As casas são personagens em quase todos os contos. A pousada que já foi um prédio militar. A casa de Adela. A casa alugada. A casa abandonada dos avós. O fogo e os animais também são elementos recorrentes. O lado obscuro de Buenos Aires é uma metáfora das partes da vida que em geral se tenta esquecer, viver sem lembrar que existem.
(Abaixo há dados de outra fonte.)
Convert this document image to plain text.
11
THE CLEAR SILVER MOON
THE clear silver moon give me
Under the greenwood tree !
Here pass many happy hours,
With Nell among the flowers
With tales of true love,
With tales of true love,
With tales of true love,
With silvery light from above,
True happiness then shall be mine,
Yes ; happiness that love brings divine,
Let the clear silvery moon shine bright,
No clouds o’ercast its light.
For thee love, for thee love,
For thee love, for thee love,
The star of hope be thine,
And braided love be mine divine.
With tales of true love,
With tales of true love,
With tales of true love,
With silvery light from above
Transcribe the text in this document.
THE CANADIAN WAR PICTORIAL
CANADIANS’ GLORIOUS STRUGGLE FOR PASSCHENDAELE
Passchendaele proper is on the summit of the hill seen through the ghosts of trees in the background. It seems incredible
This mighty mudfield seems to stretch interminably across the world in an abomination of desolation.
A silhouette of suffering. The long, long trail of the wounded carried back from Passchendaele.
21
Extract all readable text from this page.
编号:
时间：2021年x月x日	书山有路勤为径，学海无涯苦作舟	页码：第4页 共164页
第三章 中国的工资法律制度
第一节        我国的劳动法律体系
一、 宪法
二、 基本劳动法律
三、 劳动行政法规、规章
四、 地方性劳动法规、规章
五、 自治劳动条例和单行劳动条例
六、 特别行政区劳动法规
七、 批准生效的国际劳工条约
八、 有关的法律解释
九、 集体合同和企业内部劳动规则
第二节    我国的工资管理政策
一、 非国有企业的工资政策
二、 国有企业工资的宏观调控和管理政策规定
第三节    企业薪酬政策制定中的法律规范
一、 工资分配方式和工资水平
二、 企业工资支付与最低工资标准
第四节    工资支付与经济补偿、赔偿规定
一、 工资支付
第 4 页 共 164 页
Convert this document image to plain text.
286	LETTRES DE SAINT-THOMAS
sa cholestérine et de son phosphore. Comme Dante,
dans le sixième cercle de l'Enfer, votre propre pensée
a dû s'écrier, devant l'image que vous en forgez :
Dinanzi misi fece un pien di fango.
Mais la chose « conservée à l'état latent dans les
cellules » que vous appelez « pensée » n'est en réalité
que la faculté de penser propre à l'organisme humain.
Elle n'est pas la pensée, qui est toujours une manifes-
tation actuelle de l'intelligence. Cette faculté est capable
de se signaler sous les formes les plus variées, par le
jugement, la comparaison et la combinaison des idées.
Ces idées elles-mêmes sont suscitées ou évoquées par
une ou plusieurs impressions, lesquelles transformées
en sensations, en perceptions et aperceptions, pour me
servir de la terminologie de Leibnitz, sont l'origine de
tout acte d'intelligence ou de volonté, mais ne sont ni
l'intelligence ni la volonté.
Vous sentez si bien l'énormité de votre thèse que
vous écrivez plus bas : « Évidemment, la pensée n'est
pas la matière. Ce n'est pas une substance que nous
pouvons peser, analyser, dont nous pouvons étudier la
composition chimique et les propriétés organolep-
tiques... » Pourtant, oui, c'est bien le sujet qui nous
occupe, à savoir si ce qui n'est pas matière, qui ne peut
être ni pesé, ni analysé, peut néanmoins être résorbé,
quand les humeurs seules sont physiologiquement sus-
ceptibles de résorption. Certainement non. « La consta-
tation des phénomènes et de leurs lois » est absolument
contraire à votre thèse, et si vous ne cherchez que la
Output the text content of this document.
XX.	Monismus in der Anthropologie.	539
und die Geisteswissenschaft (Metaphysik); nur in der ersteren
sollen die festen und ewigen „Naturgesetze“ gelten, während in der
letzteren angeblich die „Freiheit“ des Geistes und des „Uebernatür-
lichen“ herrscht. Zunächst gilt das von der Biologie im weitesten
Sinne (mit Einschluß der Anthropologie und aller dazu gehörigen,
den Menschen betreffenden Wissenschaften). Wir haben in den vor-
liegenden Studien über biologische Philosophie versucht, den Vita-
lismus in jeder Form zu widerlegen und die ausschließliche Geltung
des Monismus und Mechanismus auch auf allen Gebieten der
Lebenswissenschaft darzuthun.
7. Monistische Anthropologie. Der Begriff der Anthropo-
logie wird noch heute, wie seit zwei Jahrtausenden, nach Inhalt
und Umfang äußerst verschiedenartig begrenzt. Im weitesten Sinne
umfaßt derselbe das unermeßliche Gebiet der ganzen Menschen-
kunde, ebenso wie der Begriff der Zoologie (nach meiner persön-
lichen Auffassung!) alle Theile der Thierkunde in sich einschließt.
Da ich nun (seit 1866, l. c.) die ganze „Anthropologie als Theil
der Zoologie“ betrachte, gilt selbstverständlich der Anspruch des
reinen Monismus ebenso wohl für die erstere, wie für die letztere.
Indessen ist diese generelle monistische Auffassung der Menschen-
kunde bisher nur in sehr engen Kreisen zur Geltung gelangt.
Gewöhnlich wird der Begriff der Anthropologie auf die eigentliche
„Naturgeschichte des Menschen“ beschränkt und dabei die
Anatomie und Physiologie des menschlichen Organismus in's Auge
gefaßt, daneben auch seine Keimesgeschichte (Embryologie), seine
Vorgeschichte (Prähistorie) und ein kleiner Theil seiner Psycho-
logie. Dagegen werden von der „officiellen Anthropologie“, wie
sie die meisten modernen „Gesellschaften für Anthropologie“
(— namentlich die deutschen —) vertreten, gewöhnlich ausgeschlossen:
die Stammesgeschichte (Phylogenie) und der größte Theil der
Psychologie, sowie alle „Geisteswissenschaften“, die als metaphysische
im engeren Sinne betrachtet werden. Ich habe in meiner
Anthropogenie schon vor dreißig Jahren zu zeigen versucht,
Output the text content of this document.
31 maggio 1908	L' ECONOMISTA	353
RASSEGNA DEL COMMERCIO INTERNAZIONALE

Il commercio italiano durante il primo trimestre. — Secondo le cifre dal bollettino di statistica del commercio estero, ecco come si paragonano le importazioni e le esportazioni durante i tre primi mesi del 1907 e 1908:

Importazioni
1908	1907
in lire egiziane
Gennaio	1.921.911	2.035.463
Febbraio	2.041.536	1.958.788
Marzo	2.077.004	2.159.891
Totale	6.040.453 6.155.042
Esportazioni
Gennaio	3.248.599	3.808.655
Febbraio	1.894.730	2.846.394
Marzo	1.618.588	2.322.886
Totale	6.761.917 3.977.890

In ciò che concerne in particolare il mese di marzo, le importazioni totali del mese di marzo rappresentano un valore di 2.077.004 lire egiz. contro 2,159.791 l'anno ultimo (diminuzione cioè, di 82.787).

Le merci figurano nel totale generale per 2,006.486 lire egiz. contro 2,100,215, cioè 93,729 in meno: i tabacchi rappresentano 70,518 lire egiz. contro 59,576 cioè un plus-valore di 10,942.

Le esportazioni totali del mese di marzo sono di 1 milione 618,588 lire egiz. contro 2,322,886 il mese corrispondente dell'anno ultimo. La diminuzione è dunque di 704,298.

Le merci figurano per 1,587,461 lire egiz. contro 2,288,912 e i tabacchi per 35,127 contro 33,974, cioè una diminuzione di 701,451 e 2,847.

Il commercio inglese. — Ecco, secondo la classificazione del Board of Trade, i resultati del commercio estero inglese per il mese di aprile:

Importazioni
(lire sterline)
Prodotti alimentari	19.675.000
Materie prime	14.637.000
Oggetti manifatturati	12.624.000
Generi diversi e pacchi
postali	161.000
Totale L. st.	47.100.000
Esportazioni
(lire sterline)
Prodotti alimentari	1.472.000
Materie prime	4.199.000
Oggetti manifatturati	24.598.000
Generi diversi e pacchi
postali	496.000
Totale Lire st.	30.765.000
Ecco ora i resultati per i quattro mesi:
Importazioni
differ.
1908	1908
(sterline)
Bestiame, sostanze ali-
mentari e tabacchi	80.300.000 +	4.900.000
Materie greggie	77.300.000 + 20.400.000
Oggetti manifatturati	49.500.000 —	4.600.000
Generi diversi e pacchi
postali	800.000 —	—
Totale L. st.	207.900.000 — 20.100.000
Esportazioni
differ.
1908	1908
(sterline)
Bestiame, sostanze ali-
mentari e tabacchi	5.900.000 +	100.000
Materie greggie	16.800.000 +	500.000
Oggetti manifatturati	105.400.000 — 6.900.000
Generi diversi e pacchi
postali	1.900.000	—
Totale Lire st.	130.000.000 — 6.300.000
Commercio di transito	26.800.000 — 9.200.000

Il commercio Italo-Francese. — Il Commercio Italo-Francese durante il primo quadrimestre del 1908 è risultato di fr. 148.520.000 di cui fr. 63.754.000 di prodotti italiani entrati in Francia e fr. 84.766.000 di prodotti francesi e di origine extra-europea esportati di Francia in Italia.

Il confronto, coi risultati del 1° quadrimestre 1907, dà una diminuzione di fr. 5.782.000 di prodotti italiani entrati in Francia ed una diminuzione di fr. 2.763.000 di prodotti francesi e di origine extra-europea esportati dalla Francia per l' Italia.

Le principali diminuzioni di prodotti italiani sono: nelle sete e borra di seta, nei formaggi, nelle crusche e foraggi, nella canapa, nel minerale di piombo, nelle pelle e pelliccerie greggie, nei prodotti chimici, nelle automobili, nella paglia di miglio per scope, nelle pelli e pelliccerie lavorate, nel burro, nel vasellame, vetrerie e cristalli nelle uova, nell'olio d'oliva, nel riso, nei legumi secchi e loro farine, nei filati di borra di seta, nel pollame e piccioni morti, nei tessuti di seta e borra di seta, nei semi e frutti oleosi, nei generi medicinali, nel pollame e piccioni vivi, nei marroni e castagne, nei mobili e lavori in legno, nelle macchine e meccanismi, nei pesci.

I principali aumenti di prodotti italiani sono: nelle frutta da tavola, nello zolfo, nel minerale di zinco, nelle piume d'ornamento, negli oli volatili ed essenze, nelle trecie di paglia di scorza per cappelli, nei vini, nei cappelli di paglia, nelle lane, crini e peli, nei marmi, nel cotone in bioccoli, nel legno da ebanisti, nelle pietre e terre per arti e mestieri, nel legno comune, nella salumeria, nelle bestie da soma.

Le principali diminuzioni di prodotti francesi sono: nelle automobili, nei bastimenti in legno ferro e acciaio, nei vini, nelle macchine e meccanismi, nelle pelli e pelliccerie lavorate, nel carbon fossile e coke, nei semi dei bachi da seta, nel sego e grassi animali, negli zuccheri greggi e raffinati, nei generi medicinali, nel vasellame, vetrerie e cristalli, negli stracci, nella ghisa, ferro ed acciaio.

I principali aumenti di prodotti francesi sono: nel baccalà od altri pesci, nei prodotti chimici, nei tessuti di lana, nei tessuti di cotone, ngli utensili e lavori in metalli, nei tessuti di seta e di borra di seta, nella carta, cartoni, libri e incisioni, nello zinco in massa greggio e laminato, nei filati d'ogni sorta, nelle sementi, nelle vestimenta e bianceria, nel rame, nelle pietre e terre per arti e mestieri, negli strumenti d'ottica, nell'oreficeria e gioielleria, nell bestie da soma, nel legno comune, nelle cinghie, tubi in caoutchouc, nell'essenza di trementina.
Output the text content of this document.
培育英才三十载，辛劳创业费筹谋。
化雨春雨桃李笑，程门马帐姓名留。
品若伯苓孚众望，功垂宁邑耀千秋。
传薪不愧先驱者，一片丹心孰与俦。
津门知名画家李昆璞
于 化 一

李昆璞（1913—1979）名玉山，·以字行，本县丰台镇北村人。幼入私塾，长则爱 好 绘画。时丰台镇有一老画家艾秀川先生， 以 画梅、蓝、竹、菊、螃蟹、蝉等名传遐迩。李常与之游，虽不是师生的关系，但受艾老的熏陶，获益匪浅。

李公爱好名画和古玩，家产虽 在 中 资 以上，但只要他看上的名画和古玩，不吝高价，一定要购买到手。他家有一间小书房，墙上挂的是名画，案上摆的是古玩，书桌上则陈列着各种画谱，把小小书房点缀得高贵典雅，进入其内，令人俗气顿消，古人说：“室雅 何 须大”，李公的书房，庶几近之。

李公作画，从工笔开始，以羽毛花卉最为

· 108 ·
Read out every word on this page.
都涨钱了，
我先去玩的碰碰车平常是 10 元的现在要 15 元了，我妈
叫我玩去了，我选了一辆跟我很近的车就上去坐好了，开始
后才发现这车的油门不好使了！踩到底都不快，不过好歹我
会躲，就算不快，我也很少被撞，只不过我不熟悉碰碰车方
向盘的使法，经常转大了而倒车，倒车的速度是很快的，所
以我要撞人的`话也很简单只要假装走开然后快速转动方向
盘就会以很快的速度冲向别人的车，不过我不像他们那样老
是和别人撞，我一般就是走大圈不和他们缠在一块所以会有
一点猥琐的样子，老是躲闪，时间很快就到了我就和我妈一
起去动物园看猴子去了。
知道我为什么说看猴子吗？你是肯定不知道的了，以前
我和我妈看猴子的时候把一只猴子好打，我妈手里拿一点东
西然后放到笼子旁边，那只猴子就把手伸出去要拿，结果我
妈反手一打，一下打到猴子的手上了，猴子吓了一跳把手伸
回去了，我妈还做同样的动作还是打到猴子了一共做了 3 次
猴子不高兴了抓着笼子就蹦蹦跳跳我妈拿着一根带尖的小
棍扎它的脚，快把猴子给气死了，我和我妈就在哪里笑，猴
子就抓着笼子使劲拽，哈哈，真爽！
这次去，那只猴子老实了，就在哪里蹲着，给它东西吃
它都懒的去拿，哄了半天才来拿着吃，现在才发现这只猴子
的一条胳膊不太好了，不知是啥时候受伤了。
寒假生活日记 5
O gosto de ler contos de terror e horror às vezes pode ser explicado pelo alívio ao final: não é real, não é comigo, não aconteceu. O problema é que nos contos de Mariana muitas vezes aconteceu, sim. Ou ao menos tem uma base nas noticias de jornal, na verdade. Acontecem dessas coisas horrendas mesmo que a gente não queira. Mariana sustenta que sua opção pelo terror como gênero literário é uma decisão política, pois vive em um país que amargou um dos piores regimes ditatoriais da América Latina. Há desaparecidos por toda parte. Transformar isso em literatura de horror é catarse, transformação. Ela explica também que leu muito do terror anglo-saxão para construir suas tramas, daí sua excelência técnica na escrita do seu horror argentino. Defendo que é preciso desmistificar o gênero. A literatura também é feita com fogo e coisas perdidas.